So how whiney is it to admit that, in the midst of my birthday month, with my friends and family all around me, social events galore behind me and sxsw and a wedding coming before me, I have never felt as alone as I have in the past few weeks? Cooped up in my apartment for over a week, sick with a cough that makes me unwilling to inflict my presence on anyone else, I stay inside and hack away, playing countless games of solitaire and wondering how to deal with the dust bunnies I discovered under my bed.
To some extent, it's been fairly depressing. On the other hand, loneliness has given me the opportunity to find out whether I can live with myself, and it turns out I can. I know now that I can go to the movies alone. I've made quite a bit of headway with the Scarf That Won't End. If this lasts much longer, I might even get my grandmother's photos scanned and give back the albums that I've had for the past 3 years.
It's made me think about what I'm doing with my life, as I appear to have reached 'contented' and stopped growing altogether. School isn't a challenge I am interested in tackling. So where else do I turn to evolve? Volunteering? I've tried that, and no matter how much it satisfies my sense of doing good for others, I still feel temporary and unincluded.
I question the bonds I have created with my friends. I suppose I should take comfort that I can have such good friends, and really, I have the best in the world, but I hardly ever see them. We appear to be able to maintain our relationships without the benefit of a lot of physical contact. Like my grandmother has told me time and again, if you don't write letters to others, they won't write to you. I'm taking this to mean that I need to reach out before others will reach out to me, but this is where I get petty and wonder why I always have to be the one reaching (not entirely true, hi Suzan!). Eh.
It's all a phase, and soon enough I'll be wondering where my spare time went and how could anyone feel lonely with my friends. I hope that by that time, I can speak and laugh without breaking to cough up a lung, but I wouldn't keep my fingers crossed. Codeine is my friend in the meantime. Mmmmmm, coooodeeeeeiiiine.

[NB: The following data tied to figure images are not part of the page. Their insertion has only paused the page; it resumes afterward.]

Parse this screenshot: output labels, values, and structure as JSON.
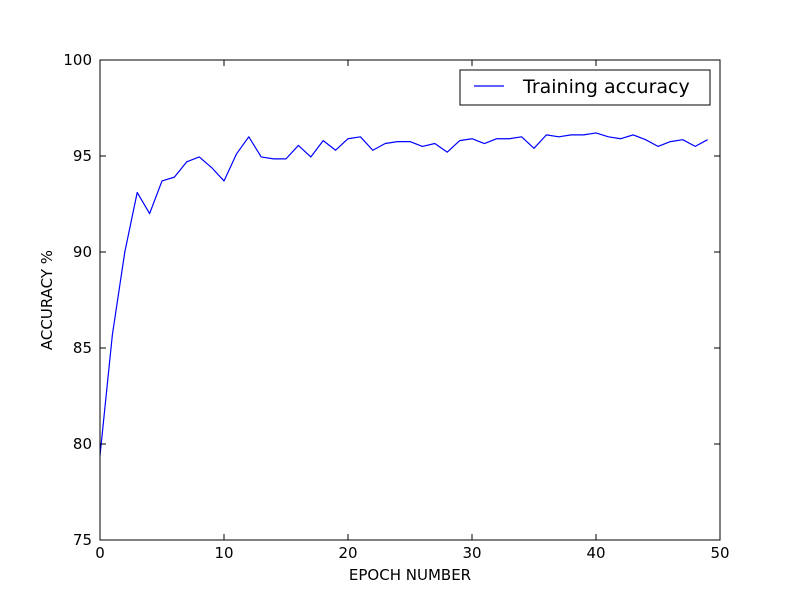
{
  "chart_data": {
    "type": "line",
    "xlabel": "EPOCH NUMBER",
    "ylabel": "ACCURACY %",
    "xlim": [
      0,
      50
    ],
    "ylim": [
      75,
      100
    ],
    "xticks": [
      "0",
      "10",
      "20",
      "30",
      "40",
      "50"
    ],
    "yticks": [
      "75",
      "80",
      "85",
      "90",
      "95",
      "100"
    ],
    "grid": false,
    "legend_position": "top-right",
    "series": [
      {
        "name": "Training accuracy",
        "color": "#0000ff",
        "x": [
          0,
          1,
          2,
          3,
          4,
          5,
          6,
          7,
          8,
          9,
          10,
          11,
          12,
          13,
          14,
          15,
          16,
          17,
          18,
          19,
          20,
          21,
          22,
          23,
          24,
          25,
          26,
          27,
          28,
          29,
          30,
          31,
          32,
          33,
          34,
          35,
          36,
          37,
          38,
          39,
          40,
          41,
          42,
          43,
          44,
          45,
          46,
          47,
          48,
          49
        ],
        "y": [
          79.4,
          85.7,
          90.0,
          93.1,
          92.0,
          93.7,
          93.9,
          94.7,
          94.95,
          94.4,
          93.7,
          95.1,
          96.0,
          94.95,
          94.85,
          94.85,
          95.55,
          94.95,
          95.8,
          95.3,
          95.9,
          96.0,
          95.3,
          95.65,
          95.75,
          95.75,
          95.5,
          95.65,
          95.2,
          95.8,
          95.9,
          95.65,
          95.9,
          95.9,
          96.0,
          95.4,
          96.1,
          96.0,
          96.1,
          96.1,
          96.2,
          96.0,
          95.9,
          96.1,
          95.85,
          95.5,
          95.75,
          95.85,
          95.5,
          95.85
        ]
      }
    ]
  }
}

Completely off-topic, I told everyone I encountered after I first saw Hero that it was such a beautiful movie that I could enjoy it just as much without the sound and subtitles. Months later, on a long flight and unwilling to pay for headphones, I got to test that theory and it turns out I was right. I just watched it for a third time (keeping the sound/subtitles on, of course) (thanks dad!), and it truly is a work of art. Hard to knit and watch a foreign movie, though. I managed.